Understanding OBD2 & CAN Bus

Before configuring the WiCAN Pro's automation engine, it is highly recommended to understand the underlying architecture of vehicle diagnostics.

What is OBD-II?

OBD-II (On-Board Diagnostics, version 2) is the standardized system mandated in all cars sold in the US after 1996 (and later in other regions). It utilizes a standard 16-pin connector (the DLC - Data Link Connector) usually found under the driver's side dashboard.

• Always-On Power: Pin 16 provides direct 12V battery power, and pins 4/5 provide ground. This is why the WiCAN Pro stays powered even when the car is off, making the Power Saving settings in the web UI crucial.
• The Network: While older cars used various serial protocols (like K-Line), almost all modern cars (2008+) communicate OBD-II data over the CAN bus (Controller Area Network) standard.
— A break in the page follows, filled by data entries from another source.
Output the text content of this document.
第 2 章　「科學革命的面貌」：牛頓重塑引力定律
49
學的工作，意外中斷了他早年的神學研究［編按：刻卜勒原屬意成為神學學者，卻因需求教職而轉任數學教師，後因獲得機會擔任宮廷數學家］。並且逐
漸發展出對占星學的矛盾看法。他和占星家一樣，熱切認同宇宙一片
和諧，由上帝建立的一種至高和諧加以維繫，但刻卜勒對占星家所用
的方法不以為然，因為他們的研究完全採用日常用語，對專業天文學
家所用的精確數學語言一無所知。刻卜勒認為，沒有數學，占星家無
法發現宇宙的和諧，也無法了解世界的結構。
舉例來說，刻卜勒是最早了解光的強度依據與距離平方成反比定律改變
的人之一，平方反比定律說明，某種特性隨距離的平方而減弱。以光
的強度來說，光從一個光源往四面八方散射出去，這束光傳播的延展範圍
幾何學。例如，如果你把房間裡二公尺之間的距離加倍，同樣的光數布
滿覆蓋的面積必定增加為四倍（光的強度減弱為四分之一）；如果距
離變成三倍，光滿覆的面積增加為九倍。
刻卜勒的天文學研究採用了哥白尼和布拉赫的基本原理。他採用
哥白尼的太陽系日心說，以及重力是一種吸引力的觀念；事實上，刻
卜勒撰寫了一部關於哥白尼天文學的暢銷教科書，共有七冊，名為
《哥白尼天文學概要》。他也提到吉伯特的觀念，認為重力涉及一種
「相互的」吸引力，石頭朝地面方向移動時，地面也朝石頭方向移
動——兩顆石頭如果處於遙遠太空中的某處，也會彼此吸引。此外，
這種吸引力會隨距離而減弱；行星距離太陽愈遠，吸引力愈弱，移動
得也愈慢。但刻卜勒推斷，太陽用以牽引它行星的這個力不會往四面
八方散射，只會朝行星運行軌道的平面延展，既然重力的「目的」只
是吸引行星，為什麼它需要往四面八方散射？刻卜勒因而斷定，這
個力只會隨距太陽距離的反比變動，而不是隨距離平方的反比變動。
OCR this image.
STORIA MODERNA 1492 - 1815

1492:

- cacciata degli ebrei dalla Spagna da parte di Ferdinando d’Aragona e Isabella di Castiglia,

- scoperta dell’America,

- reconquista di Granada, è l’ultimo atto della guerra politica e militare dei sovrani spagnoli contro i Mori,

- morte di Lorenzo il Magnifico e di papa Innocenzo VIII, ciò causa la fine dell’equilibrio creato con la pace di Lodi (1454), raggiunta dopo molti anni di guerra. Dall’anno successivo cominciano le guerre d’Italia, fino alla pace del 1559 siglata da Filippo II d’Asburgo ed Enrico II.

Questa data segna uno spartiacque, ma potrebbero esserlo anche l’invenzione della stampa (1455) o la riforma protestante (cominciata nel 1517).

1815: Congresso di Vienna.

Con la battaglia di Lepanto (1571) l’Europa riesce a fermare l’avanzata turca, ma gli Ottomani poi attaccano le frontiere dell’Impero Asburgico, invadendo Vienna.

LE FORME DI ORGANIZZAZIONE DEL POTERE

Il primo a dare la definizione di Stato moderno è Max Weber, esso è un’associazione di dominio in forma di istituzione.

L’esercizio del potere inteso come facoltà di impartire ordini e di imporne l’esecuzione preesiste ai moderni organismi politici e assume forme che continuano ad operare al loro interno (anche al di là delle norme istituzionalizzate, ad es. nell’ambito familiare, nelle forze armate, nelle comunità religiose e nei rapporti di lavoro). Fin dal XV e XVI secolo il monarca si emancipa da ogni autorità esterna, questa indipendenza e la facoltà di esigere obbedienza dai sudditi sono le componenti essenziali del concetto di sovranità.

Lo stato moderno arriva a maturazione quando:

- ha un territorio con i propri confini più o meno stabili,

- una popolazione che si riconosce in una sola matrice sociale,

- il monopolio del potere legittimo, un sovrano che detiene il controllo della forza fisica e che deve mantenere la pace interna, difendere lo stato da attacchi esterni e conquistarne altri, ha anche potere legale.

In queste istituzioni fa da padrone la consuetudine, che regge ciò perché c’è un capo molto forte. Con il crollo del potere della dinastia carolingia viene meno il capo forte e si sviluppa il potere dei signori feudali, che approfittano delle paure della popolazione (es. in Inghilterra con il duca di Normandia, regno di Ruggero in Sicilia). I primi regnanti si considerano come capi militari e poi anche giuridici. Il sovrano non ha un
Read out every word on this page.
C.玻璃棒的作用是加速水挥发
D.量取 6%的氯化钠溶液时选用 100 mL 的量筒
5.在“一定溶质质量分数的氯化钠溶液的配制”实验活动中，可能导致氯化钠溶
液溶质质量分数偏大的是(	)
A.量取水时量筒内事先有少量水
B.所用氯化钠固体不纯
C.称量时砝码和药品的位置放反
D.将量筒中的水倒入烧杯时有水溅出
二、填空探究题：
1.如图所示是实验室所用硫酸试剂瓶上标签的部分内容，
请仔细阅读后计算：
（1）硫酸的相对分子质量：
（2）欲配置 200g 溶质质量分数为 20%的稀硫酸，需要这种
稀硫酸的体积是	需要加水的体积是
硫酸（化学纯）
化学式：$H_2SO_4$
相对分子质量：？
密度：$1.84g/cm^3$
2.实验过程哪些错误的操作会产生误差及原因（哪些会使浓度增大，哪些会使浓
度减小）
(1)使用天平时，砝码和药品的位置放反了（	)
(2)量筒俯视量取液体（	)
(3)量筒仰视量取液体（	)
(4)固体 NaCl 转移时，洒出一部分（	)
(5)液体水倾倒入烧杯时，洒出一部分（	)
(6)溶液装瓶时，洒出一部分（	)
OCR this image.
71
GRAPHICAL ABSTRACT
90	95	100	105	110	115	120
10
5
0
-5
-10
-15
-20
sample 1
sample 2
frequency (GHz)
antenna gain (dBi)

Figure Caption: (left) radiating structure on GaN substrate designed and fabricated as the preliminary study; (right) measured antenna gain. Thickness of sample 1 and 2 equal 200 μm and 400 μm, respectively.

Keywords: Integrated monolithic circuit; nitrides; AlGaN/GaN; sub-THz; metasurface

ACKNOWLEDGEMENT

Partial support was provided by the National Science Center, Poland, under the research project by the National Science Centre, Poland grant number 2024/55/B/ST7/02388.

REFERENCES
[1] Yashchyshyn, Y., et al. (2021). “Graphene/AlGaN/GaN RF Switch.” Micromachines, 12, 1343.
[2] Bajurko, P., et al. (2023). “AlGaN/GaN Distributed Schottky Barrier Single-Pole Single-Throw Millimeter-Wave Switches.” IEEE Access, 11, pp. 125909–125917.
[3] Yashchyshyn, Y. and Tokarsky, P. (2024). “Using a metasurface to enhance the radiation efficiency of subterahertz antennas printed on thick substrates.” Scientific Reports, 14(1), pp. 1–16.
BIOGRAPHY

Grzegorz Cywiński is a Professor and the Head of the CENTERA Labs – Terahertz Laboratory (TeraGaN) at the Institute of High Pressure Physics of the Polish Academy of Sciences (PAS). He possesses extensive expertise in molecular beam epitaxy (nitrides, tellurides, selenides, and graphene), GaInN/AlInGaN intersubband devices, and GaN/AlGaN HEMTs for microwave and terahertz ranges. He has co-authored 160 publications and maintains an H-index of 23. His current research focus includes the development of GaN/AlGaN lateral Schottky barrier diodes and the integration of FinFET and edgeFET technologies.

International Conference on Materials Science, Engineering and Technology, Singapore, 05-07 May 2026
Read more: Wikipedia: On-board diagnostics (OBD-II)

How Data is Requested: Modes and PIDs

The WiCAN Pro acts as a diagnostic client. When it wants information, it sends a request using specific Modes (also called Services) and PIDs (Parameter IDs).

1. Standard PIDs (Mode 01): These are universally mandated by law. If you request Mode 01, PID 0C, every modern car will reply with its Engine RPM. The formulas to decode these are standardized and public.
   Read more: Wikipedia: OBD-II PIDs (Standard List)
2. Custom/Extended PIDs (Mode 22 or 21): Manufacturers have thousands of private sensors that aren't legally mandated (e.g., individual EV battery cell voltages, transmission fluid temps, or tire pressures). To get these, you must use manufacturer-specific requests (usually Mode 22). The WiCAN Pro allows you to define these custom PIDs, but you must know the specific hex request and decoding formula for your exact car.

The Raw CAN Bus (The "Listener" Method)

Instead of asking the car for data using OBD-II requests (which is slow), the WiCAN Pro can tap directly into the vehicle's raw CAN bus.

• How it works: Modules in your car (Engine, ABS, Body Control) are constantly broadcasting their status to each other hundreds of times a second.
• The Advantage: The WiCAN can simply "listen" to this existing chatter. It provides ultra-fast, real-time data without adding any request traffic to the network.
• The Challenge: CAN frames are raw hexadecimal data (e.g., ID: 0x1A6, Data: 00 1F C4 00...) and are highly proprietary. You need a "Vehicle Profile" or reverse-engineering tools (like SavvyCAN) to translate them.

The ELM327 Layer

Many third-party smartphone apps (like Car Scanner or Torque Pro) expect to talk to an ELM327 chip. The ELM327 uses standard AT commands to translate serial text into CAN bus signals.

The WiCAN Pro has a built-in software emulator that perfectly replicates an ELM327 over Wi-Fi or Bluetooth, allowing full compatibility with these legacy apps while operating much faster than a standard Bluetooth dongle.

Read more: Wikipedia: ELM327

Why the WiCAN Pro is Different

Most OBD-II dongles are "dumb" bridges—they require a smartphone to be connected to ask the car for data and do the math.

The WiCAN Pro is an Edge Gateway. It stores the PIDs, polls the car autonomously on its own timer, processes the complex math (hex-to-decimal conversion) locally on its ESP32-S3 chip, and pushes the final human-readable data (like Speed: 65mph) directly to a server or Home Assistant.